Review: Motorola Devour
Android's basic interface and menus are quite dynamic, and Motorola’s Motoblur interface adds plenty of useful features. There are plenty of ways to customize the Motorola Devour’s 5-pane home screen. You can add shortcuts to open applications, Web pages, music playlists and more. You can dial a contact quickly by tapping a shortcut on the home screen. You can even add a shortcut that will open Google Maps and start navigating from your current location to a preset destination, a shortcut I use quite frequently.
Beyond shortcuts, there are plenty of active widgets available that will continually update with new information. One widget, the so-called Happenings widget, collects all your friends’ updates from Facebook, Twitter and MySpace. Another widget, Motoblur’s Social Status widget, lets you update these services all at once with the same message, or individually.
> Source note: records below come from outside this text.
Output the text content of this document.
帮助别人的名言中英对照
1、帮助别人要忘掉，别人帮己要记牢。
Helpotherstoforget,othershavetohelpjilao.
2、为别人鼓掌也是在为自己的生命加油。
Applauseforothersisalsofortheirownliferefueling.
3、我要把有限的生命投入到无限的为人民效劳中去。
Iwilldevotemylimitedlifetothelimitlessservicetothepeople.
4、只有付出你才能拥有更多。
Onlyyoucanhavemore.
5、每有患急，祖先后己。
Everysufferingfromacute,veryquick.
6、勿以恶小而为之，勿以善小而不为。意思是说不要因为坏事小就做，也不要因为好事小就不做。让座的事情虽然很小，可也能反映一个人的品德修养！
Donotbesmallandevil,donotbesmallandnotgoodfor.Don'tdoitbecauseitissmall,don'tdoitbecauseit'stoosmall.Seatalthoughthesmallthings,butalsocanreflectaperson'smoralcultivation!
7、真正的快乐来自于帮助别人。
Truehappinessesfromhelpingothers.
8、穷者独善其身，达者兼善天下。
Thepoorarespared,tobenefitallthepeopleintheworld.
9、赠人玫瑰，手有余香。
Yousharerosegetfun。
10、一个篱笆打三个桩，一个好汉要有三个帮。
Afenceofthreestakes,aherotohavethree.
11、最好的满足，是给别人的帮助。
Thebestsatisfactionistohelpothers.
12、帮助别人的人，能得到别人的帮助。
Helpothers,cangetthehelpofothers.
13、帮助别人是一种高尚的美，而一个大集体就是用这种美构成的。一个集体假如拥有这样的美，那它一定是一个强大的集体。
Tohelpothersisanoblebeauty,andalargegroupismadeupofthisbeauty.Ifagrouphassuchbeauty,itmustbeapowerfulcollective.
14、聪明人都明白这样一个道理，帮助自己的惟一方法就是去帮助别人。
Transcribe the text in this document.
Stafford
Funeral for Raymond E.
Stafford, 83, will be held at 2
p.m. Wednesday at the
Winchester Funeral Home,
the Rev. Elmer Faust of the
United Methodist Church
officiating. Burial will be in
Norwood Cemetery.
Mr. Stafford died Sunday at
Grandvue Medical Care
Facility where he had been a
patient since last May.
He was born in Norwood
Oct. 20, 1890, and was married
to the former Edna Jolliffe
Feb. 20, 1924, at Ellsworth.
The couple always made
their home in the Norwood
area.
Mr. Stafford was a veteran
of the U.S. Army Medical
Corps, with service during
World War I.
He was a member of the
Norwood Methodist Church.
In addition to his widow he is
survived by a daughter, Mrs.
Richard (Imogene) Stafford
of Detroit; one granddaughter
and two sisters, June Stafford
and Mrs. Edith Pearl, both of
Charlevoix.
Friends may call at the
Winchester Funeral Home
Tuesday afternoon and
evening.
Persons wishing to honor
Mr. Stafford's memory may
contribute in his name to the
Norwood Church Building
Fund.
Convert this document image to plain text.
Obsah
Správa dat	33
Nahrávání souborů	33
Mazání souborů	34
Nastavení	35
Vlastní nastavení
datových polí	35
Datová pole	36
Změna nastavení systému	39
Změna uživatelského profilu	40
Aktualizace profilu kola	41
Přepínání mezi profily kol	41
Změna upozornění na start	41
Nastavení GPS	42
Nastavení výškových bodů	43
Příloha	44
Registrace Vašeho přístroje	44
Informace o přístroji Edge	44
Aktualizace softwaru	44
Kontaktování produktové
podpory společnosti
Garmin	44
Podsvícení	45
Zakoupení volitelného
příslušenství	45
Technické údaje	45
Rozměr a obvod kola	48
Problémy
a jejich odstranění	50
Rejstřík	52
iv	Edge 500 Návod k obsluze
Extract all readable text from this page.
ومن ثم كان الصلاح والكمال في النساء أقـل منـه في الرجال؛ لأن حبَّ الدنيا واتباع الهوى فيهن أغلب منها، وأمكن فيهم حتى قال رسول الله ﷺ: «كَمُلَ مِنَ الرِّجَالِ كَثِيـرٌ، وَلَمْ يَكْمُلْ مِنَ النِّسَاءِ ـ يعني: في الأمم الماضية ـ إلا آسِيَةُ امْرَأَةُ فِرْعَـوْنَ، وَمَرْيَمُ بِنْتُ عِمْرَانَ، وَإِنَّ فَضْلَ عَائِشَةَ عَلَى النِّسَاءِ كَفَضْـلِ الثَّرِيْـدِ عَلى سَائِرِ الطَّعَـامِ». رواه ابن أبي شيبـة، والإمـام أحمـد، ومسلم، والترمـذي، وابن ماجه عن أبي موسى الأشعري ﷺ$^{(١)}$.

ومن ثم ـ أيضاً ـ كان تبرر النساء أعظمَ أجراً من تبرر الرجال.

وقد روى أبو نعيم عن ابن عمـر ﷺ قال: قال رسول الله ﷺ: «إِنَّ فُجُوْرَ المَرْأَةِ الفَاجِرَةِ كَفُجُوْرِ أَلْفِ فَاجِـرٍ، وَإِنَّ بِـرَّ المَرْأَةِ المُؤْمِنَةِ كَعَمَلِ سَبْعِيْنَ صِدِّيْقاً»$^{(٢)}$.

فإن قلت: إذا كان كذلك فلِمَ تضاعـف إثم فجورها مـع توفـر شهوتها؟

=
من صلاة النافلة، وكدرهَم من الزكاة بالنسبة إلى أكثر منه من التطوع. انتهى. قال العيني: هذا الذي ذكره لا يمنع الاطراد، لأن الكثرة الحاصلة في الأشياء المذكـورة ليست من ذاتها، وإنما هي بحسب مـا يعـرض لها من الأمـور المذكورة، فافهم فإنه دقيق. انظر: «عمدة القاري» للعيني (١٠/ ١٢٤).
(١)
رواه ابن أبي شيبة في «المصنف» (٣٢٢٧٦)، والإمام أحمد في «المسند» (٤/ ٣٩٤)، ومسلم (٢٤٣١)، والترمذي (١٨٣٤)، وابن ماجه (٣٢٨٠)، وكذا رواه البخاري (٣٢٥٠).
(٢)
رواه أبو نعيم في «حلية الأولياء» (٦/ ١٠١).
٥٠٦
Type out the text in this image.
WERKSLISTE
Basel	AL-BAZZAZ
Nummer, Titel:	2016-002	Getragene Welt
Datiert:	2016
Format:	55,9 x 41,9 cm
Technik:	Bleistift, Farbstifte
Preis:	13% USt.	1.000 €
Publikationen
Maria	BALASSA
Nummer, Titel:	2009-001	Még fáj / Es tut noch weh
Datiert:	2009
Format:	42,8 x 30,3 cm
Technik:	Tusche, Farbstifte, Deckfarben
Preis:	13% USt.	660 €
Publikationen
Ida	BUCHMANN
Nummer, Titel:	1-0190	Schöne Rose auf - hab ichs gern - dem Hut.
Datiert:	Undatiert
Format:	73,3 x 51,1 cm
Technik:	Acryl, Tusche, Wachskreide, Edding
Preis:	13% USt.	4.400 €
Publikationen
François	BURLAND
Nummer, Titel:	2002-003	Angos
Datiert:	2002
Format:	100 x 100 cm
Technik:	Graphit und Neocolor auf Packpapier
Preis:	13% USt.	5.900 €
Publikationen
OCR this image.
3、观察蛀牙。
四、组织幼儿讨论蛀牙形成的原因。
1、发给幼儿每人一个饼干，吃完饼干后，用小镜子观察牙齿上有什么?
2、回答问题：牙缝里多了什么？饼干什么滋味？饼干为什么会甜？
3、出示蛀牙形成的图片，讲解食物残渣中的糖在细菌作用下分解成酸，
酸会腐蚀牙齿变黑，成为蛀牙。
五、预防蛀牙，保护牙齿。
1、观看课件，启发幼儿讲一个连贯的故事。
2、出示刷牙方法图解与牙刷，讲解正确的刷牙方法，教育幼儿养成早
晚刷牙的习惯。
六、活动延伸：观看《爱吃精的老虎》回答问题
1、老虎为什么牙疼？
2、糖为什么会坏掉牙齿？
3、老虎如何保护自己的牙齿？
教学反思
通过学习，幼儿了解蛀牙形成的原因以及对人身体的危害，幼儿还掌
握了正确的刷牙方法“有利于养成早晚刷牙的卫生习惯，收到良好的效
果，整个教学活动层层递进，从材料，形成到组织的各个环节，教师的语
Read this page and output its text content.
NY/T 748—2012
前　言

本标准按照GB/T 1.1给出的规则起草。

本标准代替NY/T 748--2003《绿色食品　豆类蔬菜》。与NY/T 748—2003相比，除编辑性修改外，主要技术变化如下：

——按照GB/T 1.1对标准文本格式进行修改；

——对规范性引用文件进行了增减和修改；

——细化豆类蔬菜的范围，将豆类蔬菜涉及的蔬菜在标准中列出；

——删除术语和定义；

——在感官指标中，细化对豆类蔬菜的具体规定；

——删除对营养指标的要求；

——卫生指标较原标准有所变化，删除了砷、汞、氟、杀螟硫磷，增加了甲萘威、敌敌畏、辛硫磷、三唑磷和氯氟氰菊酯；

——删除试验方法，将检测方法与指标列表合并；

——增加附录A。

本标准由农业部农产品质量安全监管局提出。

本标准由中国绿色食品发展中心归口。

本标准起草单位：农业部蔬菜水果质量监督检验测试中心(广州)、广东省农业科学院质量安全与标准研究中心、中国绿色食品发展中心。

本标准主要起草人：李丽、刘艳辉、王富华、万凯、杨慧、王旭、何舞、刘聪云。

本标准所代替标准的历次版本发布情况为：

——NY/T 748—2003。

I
A News widget gathers articles from RSS feeds. Best of all, these widgets look great and are easy to use. You get one update at a time directly on your home screen, but if you tap the widget you get a simple slideshow view that lets you flick left and right to read more. No need to open a separate app or your Web browser, all that information is collected on the front page.
Most of the phone’s settings are all buried in the Settings menu, but these can be difficult to navigate, as well. For instance, you can adjust power usage in the “Battery Manager” menu, but if you want to see which apps and features are draining your battery quickest, you have to find the “Battery Use” option under the “About Phone” menu. I also wish that these settings menus were consistent between Android devices, but they’re different, in somewhat subtle ways, on every Android device I’ve used (which is almost all of them). Of course, this won’t be a problem until you buy your second Android phone.